Naloxone can be administered via injection or a nasal spray, the latter of which is most commonly available in the U.S. under the brand name Narcan. With support from a federal grant, the Wisconsin Department of Health Services distributes Narcan at no cost to a growing number of local health departments, school districts and community agencies through its Narcan Direct program. The local organizations in turn distribute the medication to people at risk for overdosing on opioids, their loved ones and others likely to encounter an opioid overdose.
The state program is providing Narcan for a harm reduction strategy being piloted in Dane County by Fitch-Rona EMS, which responds to emergency calls in the Madison suburbs of Fitchburg and Verona. About 20-25% of the calls the agency responds to are for drug overdoses, according to Jeff Dostalek, its deputy chief. Dostalek said agency paramedics administer Narcan seven to 10 times a month.
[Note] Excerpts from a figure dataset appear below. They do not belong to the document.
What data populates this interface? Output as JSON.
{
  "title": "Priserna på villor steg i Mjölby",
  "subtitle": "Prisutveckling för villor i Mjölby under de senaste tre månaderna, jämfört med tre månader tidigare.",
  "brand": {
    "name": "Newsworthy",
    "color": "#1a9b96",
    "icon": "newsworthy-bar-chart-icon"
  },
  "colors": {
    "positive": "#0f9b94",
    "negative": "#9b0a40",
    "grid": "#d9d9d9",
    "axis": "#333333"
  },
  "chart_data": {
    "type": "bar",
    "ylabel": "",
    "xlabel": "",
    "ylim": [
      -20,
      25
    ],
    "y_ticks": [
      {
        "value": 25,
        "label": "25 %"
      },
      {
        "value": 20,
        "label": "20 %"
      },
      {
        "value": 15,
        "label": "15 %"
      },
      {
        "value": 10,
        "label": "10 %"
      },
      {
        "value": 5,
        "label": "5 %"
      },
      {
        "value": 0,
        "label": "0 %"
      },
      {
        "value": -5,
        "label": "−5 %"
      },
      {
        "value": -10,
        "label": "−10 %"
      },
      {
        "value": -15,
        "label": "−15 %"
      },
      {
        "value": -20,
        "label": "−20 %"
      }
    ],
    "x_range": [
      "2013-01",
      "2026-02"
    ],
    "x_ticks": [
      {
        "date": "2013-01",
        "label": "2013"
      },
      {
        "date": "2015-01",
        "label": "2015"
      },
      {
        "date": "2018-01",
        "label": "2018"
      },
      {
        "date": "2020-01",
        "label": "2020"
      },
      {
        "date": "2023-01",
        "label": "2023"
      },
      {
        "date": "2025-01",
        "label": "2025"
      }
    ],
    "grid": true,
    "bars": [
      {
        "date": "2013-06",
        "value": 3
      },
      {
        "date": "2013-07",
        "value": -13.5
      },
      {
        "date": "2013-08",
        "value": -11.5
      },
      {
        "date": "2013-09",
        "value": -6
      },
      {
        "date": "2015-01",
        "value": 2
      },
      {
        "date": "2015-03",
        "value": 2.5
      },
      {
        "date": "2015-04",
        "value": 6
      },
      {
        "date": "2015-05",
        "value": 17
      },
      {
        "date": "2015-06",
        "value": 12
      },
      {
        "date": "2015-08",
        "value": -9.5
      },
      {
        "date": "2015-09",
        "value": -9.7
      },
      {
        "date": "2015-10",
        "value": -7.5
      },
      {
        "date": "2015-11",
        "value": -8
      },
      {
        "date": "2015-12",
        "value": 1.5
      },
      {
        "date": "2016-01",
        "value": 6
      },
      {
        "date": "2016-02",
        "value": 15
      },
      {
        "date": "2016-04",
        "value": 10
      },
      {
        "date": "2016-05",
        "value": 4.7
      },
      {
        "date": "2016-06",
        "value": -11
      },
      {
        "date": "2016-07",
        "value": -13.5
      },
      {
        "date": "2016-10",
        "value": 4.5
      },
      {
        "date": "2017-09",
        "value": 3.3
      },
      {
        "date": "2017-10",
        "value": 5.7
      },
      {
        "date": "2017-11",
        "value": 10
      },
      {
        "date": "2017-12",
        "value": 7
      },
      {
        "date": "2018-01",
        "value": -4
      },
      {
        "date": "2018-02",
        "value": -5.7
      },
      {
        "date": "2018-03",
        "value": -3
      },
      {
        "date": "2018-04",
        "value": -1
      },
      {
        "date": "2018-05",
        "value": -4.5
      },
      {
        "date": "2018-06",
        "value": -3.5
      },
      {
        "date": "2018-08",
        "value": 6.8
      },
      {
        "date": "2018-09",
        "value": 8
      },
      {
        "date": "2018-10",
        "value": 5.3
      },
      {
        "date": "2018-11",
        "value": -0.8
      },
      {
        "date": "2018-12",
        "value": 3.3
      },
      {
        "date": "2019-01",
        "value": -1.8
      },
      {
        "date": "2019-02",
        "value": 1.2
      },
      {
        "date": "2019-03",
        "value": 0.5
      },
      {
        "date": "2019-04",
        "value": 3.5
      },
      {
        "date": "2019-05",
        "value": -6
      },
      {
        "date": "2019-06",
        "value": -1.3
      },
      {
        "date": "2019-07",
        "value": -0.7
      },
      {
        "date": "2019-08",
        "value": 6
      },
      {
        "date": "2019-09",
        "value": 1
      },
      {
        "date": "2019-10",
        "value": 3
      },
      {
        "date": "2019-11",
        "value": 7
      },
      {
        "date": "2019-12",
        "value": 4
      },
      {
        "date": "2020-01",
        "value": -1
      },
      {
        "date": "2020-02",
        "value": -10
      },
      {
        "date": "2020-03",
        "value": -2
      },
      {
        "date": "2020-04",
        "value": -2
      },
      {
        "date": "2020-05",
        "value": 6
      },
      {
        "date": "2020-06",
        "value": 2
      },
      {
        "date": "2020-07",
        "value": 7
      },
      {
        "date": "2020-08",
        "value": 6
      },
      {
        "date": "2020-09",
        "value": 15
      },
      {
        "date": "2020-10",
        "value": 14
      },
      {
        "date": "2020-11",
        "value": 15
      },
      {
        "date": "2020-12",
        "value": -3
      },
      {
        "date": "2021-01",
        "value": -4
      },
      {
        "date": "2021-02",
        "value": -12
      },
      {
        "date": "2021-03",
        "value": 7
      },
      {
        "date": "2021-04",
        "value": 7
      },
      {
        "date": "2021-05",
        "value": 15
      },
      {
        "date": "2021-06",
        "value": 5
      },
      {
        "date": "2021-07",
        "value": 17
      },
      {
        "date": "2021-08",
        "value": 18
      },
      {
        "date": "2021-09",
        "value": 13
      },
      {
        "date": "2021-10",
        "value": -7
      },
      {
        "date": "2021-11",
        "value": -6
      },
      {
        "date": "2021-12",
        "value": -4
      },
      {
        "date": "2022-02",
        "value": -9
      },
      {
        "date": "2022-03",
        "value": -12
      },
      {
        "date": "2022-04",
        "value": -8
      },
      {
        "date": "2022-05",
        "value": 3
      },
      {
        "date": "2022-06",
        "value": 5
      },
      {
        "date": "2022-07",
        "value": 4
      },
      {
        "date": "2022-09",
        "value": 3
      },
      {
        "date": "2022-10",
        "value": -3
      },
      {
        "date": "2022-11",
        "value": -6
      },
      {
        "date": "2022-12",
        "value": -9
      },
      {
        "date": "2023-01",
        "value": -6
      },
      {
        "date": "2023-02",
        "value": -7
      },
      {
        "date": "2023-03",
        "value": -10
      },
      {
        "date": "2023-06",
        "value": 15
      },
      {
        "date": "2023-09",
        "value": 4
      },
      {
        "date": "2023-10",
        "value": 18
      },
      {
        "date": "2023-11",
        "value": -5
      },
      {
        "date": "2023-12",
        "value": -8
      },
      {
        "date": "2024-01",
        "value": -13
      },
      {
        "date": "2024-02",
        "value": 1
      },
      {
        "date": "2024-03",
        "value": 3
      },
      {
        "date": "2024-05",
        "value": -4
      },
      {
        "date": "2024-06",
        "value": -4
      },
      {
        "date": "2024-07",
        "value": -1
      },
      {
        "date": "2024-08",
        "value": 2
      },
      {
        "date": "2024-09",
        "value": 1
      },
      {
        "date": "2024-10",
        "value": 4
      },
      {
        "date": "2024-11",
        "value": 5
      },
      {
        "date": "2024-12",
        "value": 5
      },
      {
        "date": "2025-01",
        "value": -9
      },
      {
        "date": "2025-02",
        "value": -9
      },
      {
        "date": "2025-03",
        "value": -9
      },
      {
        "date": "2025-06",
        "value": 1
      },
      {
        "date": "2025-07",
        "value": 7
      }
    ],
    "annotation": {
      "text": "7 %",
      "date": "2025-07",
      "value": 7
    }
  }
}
Fitch-Rona EMS carries two “leave-a-dose” kits in each ambulance. Each kit contains Narcan, personal protective equipment and informational resources for treatment and recovery. Modeled after a strategy devised in Baltimore County, Maryland, Dostalek said paramedics are now able to provide a Narcan kit for possible future use by loved ones or roommates to administer when responding to an opioid overdose.
“It’s just another tool that gets somebody to the next level and that’s saving their life,” Dostalek said. Fitch-Rona paramedics left their first kit with a father whose son had overdosed within weeks of the program’s kick-off in summer 2021.
A few other agencies in Wisconsin have started similar programs, including Gundersen Tri-State Ambulance in La Crosse. Dostalek said he hopes more emergency response agencies will adopt the practice.
“We’re on the front lines of this [epidemic],” he said. “And this is an opportunity for us to educate and hopefully save a life by leaving a kit.”